В то же время некоторые судьи, которых призывали применять указы от 4 июня 1947 года, пытались переквалифицировать мелкие кражи с помощью более мягкой статьи Уголовного кодекса. Можно привести много примеров, иллюстрирующих отказы низовых функционеров сотрудничать. Эти отказы трудно интерпретировать однозначно. Одно точно: на определенном уровне репрессии, основанные на криминализации «обычных» моделей поведения, на очевидной диспропорции между проступком, совершенным в стрессовой ситуации, и тяжестью наказания, наталкивались на отказ сотрудничать со стороны именно тех, кому было поручено обуздывать непокорное общество.
Историк сталинизма может сегодня оценить степень самостоятельности общественного мнения, формы несогласия, нонконформизма или недовольства, выражавшегося по отношению к тому или иному аспекту политики режима, с помощью целого ряда источников: сводки о «настроениях в народе», составлявшиеся информотделами районных и областных парторганизаций и органов безопасности; отчеты почтовой и военной цензуры; анонимные или подписанные письма, рассылавшиеся в большом количестве в различные бюрократические инстанции и руководству страны.
Многие недавние исследования, посвященные послевоенному советскому обществу, показали высокий протестный потенциал, выражавшийся в удивительной свободе высказываний, которую позволяли себе в первые послевоенные годы, в первую очередь, ветераны (около 20 миллионов человек).

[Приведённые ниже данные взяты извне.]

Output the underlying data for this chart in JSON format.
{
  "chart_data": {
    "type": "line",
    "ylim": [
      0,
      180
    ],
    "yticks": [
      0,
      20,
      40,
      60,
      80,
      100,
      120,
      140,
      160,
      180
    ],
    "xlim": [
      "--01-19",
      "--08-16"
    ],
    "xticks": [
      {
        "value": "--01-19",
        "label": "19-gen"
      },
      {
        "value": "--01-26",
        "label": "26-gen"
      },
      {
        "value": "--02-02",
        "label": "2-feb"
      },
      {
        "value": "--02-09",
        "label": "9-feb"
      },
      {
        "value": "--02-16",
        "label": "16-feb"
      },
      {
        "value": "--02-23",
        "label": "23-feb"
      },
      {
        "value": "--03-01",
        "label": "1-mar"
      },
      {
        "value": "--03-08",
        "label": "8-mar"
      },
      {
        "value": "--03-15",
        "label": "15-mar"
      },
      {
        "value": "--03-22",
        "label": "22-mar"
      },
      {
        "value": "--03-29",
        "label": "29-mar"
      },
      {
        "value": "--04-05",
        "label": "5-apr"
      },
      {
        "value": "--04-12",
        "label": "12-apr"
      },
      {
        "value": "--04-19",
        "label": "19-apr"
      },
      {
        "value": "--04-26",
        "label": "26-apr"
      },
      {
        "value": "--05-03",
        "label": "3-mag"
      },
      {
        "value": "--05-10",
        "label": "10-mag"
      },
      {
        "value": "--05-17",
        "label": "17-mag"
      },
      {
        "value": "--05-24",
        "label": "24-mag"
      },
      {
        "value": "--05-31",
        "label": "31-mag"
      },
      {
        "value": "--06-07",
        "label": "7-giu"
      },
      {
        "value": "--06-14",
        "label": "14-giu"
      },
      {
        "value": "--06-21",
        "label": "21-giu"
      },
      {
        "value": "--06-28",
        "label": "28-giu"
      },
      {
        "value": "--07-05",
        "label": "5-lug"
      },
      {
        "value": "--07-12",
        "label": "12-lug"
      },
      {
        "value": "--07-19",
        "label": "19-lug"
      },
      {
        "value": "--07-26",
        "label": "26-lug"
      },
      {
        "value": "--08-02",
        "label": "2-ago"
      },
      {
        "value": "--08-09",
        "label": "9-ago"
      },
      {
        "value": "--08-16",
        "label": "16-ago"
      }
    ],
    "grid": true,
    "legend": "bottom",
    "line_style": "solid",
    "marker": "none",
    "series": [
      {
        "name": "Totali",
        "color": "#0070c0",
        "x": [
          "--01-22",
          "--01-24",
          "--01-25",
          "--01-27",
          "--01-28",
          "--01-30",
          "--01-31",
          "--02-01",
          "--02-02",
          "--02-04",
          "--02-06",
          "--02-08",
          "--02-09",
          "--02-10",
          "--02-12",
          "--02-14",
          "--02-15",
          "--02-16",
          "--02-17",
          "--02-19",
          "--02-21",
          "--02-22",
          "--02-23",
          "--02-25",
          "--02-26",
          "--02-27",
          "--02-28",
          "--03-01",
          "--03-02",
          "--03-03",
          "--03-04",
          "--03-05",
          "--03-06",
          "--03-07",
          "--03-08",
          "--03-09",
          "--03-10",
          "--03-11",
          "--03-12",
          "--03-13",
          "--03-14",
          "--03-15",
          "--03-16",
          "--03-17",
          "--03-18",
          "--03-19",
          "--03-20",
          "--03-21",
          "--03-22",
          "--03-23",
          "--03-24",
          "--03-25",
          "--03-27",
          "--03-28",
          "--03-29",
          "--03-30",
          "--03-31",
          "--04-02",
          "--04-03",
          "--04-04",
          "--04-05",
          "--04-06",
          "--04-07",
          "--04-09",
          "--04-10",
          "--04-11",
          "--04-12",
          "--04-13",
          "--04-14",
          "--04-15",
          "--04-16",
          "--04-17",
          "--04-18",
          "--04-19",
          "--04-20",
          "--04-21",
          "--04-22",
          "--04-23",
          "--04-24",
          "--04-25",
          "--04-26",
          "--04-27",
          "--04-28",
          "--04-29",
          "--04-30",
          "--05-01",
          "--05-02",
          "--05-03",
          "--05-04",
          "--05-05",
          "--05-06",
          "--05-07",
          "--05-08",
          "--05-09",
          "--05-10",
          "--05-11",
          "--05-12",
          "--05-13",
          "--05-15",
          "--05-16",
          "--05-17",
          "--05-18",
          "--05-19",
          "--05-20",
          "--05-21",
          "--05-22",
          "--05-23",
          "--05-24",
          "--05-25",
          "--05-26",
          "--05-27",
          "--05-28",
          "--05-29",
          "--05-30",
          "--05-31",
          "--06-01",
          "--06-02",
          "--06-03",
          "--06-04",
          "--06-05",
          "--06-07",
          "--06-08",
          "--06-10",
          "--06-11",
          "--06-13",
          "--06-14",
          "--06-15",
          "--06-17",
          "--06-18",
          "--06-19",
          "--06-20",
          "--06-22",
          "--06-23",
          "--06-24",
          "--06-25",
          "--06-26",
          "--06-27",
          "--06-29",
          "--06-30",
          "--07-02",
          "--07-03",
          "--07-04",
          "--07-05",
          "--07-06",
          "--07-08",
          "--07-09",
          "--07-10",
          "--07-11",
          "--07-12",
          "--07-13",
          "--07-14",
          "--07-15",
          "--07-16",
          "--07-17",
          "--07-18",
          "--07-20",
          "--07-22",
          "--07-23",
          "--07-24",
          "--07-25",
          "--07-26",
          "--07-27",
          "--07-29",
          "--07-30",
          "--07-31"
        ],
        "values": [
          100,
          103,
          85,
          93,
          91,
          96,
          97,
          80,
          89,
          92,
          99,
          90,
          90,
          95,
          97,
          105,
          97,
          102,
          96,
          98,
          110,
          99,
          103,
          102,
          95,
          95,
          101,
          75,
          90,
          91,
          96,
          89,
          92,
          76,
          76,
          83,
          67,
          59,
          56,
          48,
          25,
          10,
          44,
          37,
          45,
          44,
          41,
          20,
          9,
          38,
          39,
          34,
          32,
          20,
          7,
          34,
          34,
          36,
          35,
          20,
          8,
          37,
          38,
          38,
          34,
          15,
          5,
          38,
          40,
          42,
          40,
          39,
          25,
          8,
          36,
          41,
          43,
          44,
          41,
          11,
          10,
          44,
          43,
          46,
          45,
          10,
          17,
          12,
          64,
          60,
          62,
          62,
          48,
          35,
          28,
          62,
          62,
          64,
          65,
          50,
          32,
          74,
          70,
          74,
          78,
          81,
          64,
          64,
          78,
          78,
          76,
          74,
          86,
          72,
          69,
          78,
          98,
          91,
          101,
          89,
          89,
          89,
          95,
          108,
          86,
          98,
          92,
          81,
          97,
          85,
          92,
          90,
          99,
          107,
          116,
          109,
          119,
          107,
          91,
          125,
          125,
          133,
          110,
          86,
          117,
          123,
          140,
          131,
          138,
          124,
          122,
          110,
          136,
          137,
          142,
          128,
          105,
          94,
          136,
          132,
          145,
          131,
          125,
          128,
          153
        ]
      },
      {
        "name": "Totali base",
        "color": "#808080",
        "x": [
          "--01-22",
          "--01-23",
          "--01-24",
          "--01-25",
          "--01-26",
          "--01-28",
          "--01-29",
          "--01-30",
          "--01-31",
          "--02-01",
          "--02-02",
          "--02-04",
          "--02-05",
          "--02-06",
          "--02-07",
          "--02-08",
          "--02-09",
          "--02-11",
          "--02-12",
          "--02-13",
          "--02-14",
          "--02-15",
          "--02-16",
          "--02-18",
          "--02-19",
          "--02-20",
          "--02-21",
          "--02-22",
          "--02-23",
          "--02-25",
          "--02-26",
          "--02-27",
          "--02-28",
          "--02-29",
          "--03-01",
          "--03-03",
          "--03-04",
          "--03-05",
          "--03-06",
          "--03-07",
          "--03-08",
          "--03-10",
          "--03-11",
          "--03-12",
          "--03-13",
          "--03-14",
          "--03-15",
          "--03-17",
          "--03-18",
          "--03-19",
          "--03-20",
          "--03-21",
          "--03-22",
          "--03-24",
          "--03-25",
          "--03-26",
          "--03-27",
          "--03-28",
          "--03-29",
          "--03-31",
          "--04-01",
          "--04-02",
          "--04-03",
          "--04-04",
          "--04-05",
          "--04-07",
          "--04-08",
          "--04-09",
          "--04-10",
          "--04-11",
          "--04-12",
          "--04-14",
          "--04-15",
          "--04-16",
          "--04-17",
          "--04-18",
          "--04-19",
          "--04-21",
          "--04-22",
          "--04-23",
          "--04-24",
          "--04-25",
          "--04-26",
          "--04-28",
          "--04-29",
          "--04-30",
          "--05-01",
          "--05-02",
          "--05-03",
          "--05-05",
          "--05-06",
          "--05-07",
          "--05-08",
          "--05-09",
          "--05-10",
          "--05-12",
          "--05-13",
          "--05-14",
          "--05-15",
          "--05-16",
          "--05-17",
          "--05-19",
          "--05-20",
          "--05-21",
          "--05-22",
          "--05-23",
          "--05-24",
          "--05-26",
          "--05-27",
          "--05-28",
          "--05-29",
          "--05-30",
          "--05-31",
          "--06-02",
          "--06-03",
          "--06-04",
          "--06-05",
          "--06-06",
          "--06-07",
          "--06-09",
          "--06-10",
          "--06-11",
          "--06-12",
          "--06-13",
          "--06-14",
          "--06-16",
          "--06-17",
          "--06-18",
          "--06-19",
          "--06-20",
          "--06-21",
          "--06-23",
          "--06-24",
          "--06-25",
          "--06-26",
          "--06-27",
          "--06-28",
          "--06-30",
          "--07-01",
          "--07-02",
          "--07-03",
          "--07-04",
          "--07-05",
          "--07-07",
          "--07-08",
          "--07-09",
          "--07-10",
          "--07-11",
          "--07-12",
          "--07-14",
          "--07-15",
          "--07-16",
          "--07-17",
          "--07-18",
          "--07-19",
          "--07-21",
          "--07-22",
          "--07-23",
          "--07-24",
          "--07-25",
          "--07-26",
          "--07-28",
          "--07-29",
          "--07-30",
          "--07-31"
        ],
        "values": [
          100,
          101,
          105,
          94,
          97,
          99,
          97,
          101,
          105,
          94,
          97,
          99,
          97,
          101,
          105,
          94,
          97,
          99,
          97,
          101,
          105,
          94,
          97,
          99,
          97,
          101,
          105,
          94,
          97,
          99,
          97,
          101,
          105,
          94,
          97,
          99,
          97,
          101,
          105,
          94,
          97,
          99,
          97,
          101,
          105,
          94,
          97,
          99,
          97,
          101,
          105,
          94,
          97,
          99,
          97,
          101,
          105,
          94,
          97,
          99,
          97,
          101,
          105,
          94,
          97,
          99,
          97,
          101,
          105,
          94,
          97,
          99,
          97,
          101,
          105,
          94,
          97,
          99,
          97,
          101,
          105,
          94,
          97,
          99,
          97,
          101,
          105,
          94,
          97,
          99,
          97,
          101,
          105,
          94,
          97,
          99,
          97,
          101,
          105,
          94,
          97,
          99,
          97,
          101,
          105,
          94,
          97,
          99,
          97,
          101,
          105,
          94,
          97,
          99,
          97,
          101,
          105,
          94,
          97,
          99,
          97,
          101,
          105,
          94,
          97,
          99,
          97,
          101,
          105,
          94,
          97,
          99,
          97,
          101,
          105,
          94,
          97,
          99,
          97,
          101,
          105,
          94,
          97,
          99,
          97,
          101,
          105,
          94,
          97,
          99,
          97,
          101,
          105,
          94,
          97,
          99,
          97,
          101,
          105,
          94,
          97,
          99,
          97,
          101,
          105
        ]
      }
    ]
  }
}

Военные годы были отмечены, особенно на фронте, свободой высказывания, новой манерой общаться и получать информацию, отступлением страха перед доносчиками, достигшего апогея к концу 1930-х годов.
Да, Сталин пользовался среди фронтовиков огромным престижем. Война — а главное, победа — безусловно, были творцами консенсуса, и культ Сталина, отождествлявшегося с Родиной, захватил даже фронтовиков из деревень, в которых ненависть к колхозной системе и местным коммунистическим бюрократам оставалась неизбывной со времен насильственной коллективизации. В 1945 году режим пользовался гораздо более широкой народной поддержкой, чем до войны. И тем не менее, было ли общество готово принять возвращение к status quo ante bellum? «Прошлое не может повториться… народ пережил слишком много. Что-то должно произойти», — писал в день Победы Илья Эренбург в своем дневнике.
Фронтовики, вышедшие из рабочей среды, надеялись, что «злодейские законы» 1940–1941 годов, криминализирующие трудовые отношения, будут отменены, фронтовики — представители интеллигенции надеялись на то, что сохранится тот уровень свободомыслия, который был достигнут во время войны; что касается фронтовиков из крестьянства, они рассчитывали, что наконец распустят колхозы. Об этом свидетельствует волна слухов летом 1945 года о том, что колхозы будут ликвидированы, прокатившаяся по многим областям (Псковская, Пензенская, Воронежская, Курская, Ростовская), отстоящим друг от друга на сотни и даже более чем на тысячу километров: «На конференции в Сан-Франциско тов. Молотову предложили отказаться от большевиков и от колхозов. От колхозов тов. Молотов отказался, а от большевиков не захотел отказаться, поэтому Америка объявила России войну», — говорили в Воронежской области, в то время как в Курской демобилизованные крестьяне утверждали, что Жуков якобы обещал добиться от Сталина роспуска колхозов в качестве «награды» за взятие Берлина.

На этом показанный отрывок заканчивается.